Amy Winehouse’s family are “relieved” to finally have answers about her death.

The star passed away at her London home in July, aged 27. An inquest today recorded a verdict of misadventure, following an inconclusive post-mortem earlier this year.

The St Pancras Coroner's Court in London heard Amy was more than five times the UK legal drink drive limit when she died.

“It is some relief to finally find out what happened to Amy. We understand there was alcohol in her system when she passed away, it is likely a build-up of alcohol in her system over a number of days,” her family said in a statement.

“The court heard that Amy was battling hard to conquer her problems with alcohol and it is a source of great pain to us that she could not win in time. She had started drinking again that week after a period of abstinence.

“It underlines how important our work with the Amy Winehouse Foundation is to us, to help as many young people and children as we can in her name.

“It means a lot to us and from the overwhelming messages of support we have had since Amy died, we know she meant a great deal to people all over the world. We want to thank everyone for that and for their continuing enthusiasm for the Foundation."

Amy’s death was a result of alcohol poisoning due to the amount she’d consumed. Police found three vodka bottles in the bedroom where she died, two large and one small.

The court heard Amy’s organs were healthy and there was no trace of illegal substances in her system.
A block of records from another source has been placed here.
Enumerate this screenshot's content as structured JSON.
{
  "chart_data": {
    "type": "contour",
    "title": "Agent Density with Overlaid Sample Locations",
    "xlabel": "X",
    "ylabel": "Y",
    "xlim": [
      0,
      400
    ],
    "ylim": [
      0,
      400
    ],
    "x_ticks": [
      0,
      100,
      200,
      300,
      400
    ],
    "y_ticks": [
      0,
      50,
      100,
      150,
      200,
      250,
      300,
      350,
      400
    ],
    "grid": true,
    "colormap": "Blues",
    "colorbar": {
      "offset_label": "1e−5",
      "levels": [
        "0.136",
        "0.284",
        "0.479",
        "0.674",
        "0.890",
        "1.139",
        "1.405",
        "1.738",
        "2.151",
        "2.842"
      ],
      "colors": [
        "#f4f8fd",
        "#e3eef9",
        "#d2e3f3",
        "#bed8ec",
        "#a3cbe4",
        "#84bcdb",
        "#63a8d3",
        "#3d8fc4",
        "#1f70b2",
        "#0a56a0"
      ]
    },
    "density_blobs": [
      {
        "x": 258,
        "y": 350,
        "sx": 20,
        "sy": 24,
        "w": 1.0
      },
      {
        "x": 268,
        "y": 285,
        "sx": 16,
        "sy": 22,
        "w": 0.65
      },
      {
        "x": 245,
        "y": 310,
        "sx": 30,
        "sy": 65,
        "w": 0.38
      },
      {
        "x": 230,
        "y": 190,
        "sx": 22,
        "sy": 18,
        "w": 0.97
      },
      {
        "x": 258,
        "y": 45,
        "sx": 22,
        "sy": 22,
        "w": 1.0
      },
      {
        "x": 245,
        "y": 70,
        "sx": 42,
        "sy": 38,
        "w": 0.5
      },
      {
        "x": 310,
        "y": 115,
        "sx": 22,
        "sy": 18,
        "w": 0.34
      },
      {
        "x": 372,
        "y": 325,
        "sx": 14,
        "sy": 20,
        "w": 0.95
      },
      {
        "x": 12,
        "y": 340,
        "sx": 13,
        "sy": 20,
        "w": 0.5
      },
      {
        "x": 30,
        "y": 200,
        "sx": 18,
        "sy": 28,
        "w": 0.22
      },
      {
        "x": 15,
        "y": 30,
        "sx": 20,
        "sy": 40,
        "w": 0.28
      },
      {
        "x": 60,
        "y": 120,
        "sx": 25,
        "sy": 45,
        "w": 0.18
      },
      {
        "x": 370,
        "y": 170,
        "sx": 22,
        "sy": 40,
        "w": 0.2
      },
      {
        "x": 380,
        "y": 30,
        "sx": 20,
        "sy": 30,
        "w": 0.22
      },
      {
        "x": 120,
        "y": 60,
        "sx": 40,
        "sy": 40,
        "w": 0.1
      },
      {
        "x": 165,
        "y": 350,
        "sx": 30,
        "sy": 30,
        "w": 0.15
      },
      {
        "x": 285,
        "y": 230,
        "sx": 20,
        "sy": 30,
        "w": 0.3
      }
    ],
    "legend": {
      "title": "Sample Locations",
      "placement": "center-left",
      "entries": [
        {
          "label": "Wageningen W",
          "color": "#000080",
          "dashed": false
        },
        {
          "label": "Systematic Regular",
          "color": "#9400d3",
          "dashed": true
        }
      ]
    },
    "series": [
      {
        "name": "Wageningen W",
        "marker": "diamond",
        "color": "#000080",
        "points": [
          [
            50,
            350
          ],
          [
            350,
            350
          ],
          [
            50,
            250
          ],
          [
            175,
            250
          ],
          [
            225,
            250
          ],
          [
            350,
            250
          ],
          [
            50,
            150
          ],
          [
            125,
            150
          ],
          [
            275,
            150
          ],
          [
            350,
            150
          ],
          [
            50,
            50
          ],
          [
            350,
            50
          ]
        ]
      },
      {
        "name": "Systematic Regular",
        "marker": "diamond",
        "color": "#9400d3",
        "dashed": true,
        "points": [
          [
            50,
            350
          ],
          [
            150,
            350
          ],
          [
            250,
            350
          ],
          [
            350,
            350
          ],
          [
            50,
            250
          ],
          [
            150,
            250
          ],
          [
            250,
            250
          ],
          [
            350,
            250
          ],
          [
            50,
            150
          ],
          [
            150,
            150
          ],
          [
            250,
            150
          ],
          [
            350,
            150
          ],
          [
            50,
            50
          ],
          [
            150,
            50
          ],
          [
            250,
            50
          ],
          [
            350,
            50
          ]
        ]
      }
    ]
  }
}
She had 416mg. of alcohol per 100ml. of blood in her system, enough to make her stop breathing and eventually fall into a coma.

“She had consumed sufficient alcohol at 416mg per decilitre [of blood] and the unintended consequence of such potentially fatal levels was her sudden and unexpected death,” coroner Suzanne Greenway said.

The singer battled drug addiction in the past. Her family are setting up a charity in her honour while they hope will help other young people in her position.